A handful of the protesters had walked the 130 miles from the Government’s nuclear establishment at Aldermaston after recently completing a similar march through the devastated Fukushima area of Japan – and they said they were in Somerset to bear witness to the potential dangers of radioactivity.
“Visiting the Fukushima area brings home how serious it can be – how an accident can happen even in a country with as good a safety record as Japan,” said one marcher.
Saturday’s marchers were led by a Japanese Buddhist priest, the Reverend Nagase, who said prayers at Hinkley Point’s gates and said: “Although the Japanese government says the Fukushima nuclear plant accident could not have been helped because of the tsunami, humanity cannot possibly accept this explanation.
“Nuclear bombs and nuclear power must be eliminated from the Earth.”
Angie Zelter, one of the demonstrators who had spent 10 days walking from Aldermaston, said the aim had been to raise awareness: “Most people don’t realise we still have nuclear weapons – and they don’t know that there are many thousands of people marching in Japan. Fukushima is still not under control.”
Local protester Nicky Clark said: “It’s really important to have a chance to talk to people in our communities. I think the media are doing us a disservice – people aren’t aware of what’s going on. Whatever decisions are made, that’s fine – as long as there are informed decisions and there is a public conversation.”

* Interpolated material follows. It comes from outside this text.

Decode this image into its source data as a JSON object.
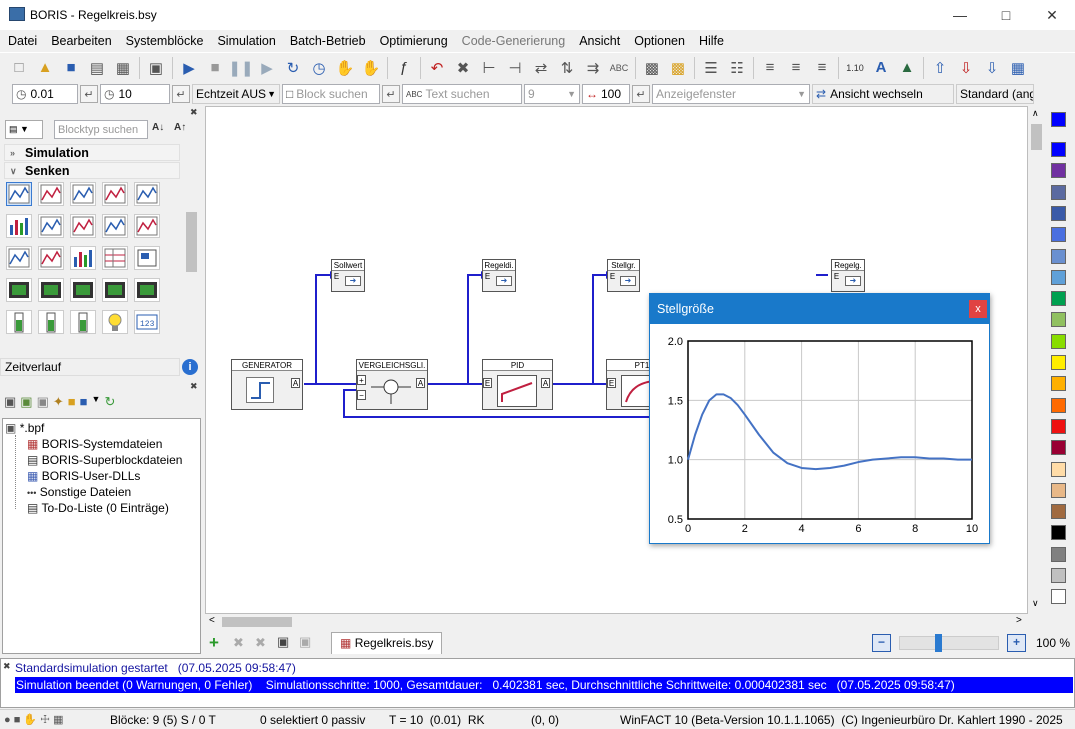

One local protester well versed in the nuclear debate was John Wealthy, who said: “I live 800 yards away, just across the common.
“I am, in a direct line, the nearest resident to Hinkley Point. And I’m here to demonstrate about the dangers of nuclear power.”

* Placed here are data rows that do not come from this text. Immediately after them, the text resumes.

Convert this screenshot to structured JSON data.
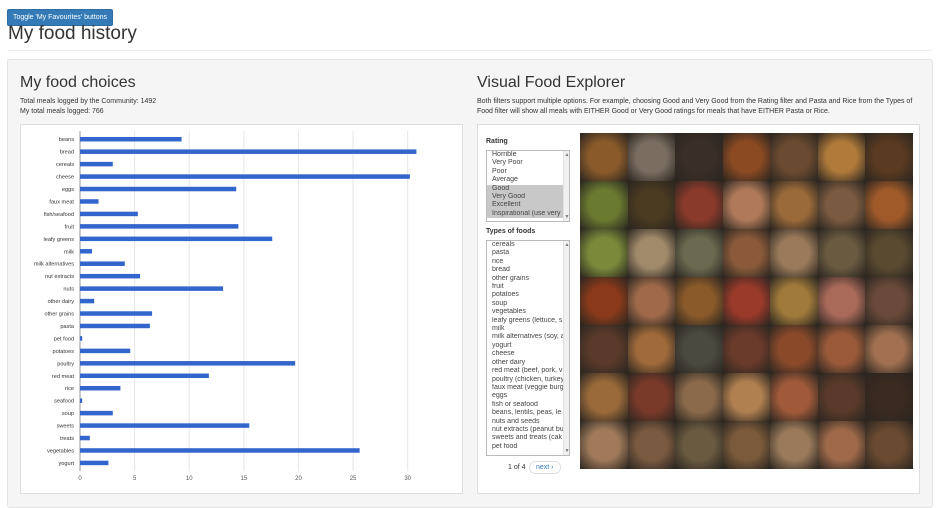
{
  "toggle_button": "Toggle 'My Favourites' buttons",
  "page_title": "My food history",
  "choices": {
    "title": "My food choices",
    "community_total": "Total meals logged by the Community: 1492",
    "my_total": "My total meals logged: 766"
  },
  "explorer": {
    "title": "Visual Food Explorer",
    "description": "Both filters support multiple options. For example, choosing Good and Very Good from the Rating filter and Pasta and Rice from the Types of Food filter will show all meals with EITHER Good or Very Good ratings for meals that have EITHER Pasta or Rice.",
    "rating_label": "Rating",
    "rating_options": [
      "Horrible",
      "Very Poor",
      "Poor",
      "Average",
      "Good",
      "Very Good",
      "Excellent",
      "Inspirational (use very"
    ],
    "rating_selected": [
      "Good",
      "Very Good",
      "Excellent",
      "Inspirational (use very"
    ],
    "types_label": "Types of foods",
    "types_options": [
      "cereals",
      "pasta",
      "rice",
      "bread",
      "other grains",
      "fruit",
      "potatoes",
      "soup",
      "vegetables",
      "leafy greens (lettuce, s",
      "milk",
      "milk alternatives (soy, a",
      "yogurt",
      "cheese",
      "other dairy",
      "red meat (beef, pork, v",
      "poultry (chicken, turkey",
      "faux meat (veggie burg",
      "eggs",
      "fish or seafood",
      "beans, lentils, peas, le",
      "nuts and seeds",
      "nut extracts (peanut bu",
      "sweets and treats (cak",
      "pet food"
    ],
    "pager_text": "1 of 4",
    "next_label": "next ›"
  },
  "chart_data": {
    "type": "bar",
    "orientation": "horizontal",
    "categories": [
      "beans",
      "bread",
      "cereals",
      "cheese",
      "eggs",
      "faux meat",
      "fish/seafood",
      "fruit",
      "leafy greens",
      "milk",
      "milk alternatives",
      "nut extracts",
      "nuts",
      "other dairy",
      "other grains",
      "pasta",
      "pet food",
      "potatoes",
      "poultry",
      "red meat",
      "rice",
      "seafood",
      "soup",
      "sweets",
      "treats",
      "vegetables",
      "yogurt"
    ],
    "values": [
      9.3,
      30.8,
      3.0,
      30.2,
      14.3,
      1.7,
      5.3,
      14.5,
      17.6,
      1.1,
      4.1,
      5.5,
      13.1,
      1.3,
      6.6,
      6.4,
      0.2,
      4.6,
      19.7,
      11.8,
      3.7,
      0.2,
      3.0,
      15.5,
      0.9,
      25.6,
      2.6
    ],
    "xticks": [
      0,
      5,
      10,
      15,
      20,
      25,
      30
    ],
    "xlim": [
      0,
      32.5
    ],
    "bar_color": "#3366cc",
    "grid": true
  },
  "photo_colors": [
    "#8a5a2a",
    "#7a6e60",
    "#3a2e28",
    "#8b4a22",
    "#6a4a30",
    "#b07a3a",
    "#5a3a20",
    "#6a7a30",
    "#4a3a20",
    "#8a3a2a",
    "#b07a5a",
    "#9a6a3a",
    "#7a5a40",
    "#a05a2a",
    "#7a8a3a",
    "#a08a6a",
    "#6a6a50",
    "#8a5a3a",
    "#9a7a5a",
    "#6a5a40",
    "#5a4a30",
    "#8a3a1a",
    "#a06a4a",
    "#8a5a2a",
    "#9a3a2a",
    "#a07a3a",
    "#aa6a5a",
    "#6a4a3a",
    "#5a3a2a",
    "#a06a3a",
    "#4a4a40",
    "#6a3a2a",
    "#8a4a2a",
    "#9a5a3a",
    "#a07050",
    "#9a6a3a",
    "#7a3a2a",
    "#8a6a4a",
    "#b08050",
    "#a05a3a",
    "#5a3a2a",
    "#3a2a20",
    "#a07a5a",
    "#7a5a40",
    "#6a5a40",
    "#7a5a3a",
    "#9a7a5a",
    "#a06a4a",
    "#6a4a30"
  ]
}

In welcoming the marchers to Somerset, Crispin Aubrey, of the Stop Hinkley group, declared: “You may see the big fences around the proposed site (where EDF plans to go ahead with Hinkley Point C), but that doesn’t mean they have started to build it yet. EDF do not have approval yet, so the possibility of stopping this is still strong.
“We were here over 20 years ago when there were plans to build a new nuclear power station, and they did get permission, but it never happened,” said Mr Aubrey to the biggest cheer of the day.